Our study consisted of 9627 randomly selected pregnancies from the Finnish Maternity Cohort (1987–2011), with demographic characteristics and pregnancy and perinatal data obtained from the Medical Birth Registry and early pregnancy serum samples analysed for cotinine levels. Women were categorised based on their self-reported smoking status and measured cotinine levels (with ≥4.73 ng/mL deemed high). Data were stratified to three time periods based on legislative changes in the Tobacco Act.

Primary and secondary outcome measures

Prevalence of pregnant smokers and demographics, and perinatal and pregnancy outcomes of pregnant smokers over time.


Overall, 71.6% of women were non-smokers, 16.2% were active cigarette smokers, 7.7% undisclosed smoking but had high cotinine levels and 4.5% were inactive cigarette smokers. The prevalence of active cigarette smokers decreased from mid-1990s onwards among women aged ≥30 years, probably due to the ban of cigarette smoking in most workplaces. We observed no changes in the prevalence of inactive smokers or women who undisclosed smoking by time or legislative changes.

Women who undisclosed smoking had similar characteristics and perinatal outcomes as inactive and active smokers.

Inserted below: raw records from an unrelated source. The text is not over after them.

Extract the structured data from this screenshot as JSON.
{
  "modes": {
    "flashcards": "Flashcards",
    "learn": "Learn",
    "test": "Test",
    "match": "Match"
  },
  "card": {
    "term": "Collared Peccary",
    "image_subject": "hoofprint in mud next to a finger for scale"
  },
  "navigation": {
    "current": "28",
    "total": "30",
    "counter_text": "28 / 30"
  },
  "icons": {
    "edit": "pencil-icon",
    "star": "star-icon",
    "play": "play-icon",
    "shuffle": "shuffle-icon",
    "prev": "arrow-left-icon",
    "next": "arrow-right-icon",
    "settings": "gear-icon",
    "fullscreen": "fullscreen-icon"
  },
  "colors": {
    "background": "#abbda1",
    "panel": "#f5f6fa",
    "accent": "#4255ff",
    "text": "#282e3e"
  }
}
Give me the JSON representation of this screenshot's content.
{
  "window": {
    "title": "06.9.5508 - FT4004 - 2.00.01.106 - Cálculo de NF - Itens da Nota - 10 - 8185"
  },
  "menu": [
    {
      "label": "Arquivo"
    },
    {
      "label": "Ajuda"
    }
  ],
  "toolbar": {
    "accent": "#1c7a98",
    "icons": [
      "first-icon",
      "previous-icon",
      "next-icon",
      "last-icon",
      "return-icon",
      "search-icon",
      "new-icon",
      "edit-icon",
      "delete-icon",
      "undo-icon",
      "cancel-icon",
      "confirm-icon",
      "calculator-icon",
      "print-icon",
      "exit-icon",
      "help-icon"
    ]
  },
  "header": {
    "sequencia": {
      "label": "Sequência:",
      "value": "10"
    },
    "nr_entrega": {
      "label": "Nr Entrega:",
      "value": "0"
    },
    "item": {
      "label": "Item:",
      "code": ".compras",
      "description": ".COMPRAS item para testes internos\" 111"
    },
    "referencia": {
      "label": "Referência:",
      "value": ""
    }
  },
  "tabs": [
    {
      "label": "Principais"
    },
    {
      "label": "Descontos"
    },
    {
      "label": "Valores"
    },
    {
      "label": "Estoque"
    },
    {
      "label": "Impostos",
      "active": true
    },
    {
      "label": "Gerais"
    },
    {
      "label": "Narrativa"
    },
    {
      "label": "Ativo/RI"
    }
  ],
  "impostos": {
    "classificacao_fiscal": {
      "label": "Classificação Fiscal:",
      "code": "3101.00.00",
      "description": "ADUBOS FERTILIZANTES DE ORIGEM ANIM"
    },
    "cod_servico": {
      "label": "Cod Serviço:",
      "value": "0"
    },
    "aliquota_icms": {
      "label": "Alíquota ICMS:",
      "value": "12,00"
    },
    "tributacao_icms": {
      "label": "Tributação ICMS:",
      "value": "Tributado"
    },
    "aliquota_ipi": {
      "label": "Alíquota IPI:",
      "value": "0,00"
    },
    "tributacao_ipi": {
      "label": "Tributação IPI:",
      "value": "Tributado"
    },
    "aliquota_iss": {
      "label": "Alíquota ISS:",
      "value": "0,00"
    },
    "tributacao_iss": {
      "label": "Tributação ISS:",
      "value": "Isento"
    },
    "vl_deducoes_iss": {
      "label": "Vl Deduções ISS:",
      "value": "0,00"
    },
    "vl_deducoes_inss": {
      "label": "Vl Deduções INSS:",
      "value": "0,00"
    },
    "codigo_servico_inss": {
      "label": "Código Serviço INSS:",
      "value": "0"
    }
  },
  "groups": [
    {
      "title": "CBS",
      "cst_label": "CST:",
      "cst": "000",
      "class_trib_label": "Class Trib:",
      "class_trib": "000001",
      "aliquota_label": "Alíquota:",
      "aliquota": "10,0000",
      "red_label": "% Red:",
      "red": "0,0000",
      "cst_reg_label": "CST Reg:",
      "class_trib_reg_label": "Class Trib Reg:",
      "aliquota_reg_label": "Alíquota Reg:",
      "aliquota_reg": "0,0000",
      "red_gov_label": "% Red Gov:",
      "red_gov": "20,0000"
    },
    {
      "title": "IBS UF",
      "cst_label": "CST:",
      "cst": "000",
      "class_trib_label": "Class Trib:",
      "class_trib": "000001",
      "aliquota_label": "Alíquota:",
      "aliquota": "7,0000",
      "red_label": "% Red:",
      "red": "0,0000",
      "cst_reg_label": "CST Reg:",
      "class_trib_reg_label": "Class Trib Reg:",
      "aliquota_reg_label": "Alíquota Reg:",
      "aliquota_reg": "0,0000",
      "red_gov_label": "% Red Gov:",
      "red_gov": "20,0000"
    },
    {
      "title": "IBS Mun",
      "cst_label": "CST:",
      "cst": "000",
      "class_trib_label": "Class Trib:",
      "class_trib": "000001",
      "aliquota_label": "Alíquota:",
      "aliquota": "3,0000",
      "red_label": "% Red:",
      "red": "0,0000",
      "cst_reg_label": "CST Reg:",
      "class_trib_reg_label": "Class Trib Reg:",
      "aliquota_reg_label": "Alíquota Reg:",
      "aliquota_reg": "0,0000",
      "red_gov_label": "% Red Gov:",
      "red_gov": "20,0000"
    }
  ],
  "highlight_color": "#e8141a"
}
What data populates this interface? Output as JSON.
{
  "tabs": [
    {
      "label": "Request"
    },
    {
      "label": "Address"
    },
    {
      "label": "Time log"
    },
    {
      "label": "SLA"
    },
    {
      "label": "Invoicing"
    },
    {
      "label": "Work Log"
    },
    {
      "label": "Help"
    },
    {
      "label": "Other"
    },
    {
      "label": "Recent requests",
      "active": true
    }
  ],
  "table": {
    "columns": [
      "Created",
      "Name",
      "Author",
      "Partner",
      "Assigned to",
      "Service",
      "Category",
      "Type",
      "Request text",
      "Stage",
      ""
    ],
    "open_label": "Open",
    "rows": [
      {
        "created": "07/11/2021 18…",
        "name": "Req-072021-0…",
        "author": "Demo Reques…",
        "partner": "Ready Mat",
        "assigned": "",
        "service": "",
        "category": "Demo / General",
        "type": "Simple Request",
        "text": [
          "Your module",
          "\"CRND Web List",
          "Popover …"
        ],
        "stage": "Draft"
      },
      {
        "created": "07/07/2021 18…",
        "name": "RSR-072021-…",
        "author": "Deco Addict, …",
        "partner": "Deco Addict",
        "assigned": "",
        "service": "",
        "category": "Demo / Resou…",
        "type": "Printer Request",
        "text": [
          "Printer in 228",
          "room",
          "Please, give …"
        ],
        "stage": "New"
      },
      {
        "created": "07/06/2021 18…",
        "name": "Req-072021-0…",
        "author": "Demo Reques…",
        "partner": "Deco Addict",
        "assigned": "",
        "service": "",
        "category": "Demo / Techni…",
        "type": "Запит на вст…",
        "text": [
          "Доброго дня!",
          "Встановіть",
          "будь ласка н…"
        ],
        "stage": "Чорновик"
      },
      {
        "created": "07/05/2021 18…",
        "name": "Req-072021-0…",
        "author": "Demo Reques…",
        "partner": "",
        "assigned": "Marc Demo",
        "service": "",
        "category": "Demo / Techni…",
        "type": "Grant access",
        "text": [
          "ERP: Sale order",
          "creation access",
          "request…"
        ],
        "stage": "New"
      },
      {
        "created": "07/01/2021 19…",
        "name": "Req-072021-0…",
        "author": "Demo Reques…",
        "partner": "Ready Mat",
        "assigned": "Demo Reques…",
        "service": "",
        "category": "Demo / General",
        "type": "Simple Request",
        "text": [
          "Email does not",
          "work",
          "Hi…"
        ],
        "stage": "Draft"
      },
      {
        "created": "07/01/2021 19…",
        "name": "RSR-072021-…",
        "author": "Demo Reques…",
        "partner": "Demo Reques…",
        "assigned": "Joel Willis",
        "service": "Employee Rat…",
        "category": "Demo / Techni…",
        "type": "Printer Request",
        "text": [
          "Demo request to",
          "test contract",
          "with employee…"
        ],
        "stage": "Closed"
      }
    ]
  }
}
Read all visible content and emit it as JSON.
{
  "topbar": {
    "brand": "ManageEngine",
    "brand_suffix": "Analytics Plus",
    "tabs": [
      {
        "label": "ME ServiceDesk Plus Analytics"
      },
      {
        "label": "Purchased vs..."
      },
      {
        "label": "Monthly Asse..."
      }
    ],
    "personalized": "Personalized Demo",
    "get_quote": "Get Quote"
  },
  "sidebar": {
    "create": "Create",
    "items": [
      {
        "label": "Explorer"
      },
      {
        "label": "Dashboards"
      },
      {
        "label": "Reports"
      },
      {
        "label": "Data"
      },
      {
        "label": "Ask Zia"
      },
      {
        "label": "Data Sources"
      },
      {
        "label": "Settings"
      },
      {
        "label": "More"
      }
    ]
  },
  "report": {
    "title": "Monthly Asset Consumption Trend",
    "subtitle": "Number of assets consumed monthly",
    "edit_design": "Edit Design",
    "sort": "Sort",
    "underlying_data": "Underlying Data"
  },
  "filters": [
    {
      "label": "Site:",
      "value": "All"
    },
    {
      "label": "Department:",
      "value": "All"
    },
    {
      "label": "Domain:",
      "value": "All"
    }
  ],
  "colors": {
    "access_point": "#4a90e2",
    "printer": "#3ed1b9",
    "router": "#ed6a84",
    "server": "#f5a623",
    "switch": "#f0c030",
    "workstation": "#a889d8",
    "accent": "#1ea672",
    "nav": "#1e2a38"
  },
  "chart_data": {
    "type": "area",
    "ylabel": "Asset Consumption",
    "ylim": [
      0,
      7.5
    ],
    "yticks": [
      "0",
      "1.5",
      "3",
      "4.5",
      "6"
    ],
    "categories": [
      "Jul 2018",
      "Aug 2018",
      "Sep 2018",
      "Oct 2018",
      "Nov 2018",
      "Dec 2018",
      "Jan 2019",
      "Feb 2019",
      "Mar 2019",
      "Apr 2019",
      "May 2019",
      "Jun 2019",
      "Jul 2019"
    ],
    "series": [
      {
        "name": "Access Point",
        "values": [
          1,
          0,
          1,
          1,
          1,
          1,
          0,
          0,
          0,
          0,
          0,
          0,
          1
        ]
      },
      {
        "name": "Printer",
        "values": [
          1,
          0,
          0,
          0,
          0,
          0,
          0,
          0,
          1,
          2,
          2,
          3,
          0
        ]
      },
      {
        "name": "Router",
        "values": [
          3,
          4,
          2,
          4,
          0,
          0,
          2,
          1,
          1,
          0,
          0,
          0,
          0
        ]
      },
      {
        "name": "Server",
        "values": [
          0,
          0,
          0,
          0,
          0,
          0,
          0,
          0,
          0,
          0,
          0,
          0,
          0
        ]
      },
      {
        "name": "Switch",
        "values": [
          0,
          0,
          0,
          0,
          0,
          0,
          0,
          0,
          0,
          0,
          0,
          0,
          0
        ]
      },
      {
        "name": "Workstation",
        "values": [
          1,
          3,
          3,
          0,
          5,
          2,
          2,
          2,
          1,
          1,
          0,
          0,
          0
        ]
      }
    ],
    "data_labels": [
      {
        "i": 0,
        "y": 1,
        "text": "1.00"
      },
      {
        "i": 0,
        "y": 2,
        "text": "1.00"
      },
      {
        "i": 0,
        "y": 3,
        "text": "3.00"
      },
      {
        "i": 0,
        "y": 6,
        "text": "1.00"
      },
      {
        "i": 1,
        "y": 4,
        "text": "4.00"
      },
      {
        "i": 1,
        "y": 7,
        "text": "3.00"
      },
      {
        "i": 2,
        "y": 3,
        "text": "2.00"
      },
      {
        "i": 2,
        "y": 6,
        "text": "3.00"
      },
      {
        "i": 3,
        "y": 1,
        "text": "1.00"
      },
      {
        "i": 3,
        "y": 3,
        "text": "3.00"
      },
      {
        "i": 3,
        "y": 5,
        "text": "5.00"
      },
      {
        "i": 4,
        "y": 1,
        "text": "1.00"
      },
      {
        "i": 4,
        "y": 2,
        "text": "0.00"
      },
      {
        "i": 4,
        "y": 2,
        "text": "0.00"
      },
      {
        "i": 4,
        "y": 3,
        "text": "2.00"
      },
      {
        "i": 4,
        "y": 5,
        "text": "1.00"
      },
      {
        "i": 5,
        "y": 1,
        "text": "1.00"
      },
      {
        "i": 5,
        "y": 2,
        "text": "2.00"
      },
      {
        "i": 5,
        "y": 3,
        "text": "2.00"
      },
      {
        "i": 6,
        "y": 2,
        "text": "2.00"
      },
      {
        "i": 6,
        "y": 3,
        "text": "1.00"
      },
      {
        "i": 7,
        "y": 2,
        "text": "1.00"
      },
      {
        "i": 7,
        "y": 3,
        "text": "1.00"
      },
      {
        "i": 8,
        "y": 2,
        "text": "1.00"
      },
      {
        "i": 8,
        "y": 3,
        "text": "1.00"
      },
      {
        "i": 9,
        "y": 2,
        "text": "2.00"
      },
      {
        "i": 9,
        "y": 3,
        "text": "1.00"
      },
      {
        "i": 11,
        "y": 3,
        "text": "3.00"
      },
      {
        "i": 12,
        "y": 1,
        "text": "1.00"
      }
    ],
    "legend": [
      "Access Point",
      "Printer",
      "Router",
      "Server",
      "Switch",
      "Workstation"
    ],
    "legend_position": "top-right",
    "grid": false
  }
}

Compared with non-smokers, women who undisclosed smoking were more likely to be young, unmarried, have a socioeconomic status lower than white-collar worker and have a preterm birth.


Women who undisclosed smoking were very similar to pregnant cigarette smokers. We observed a reduction in the prevalence of active pregnant cigarette smokers after the ban of indoor smoking in workplaces and restaurants, mostly among women aged ≥30 years.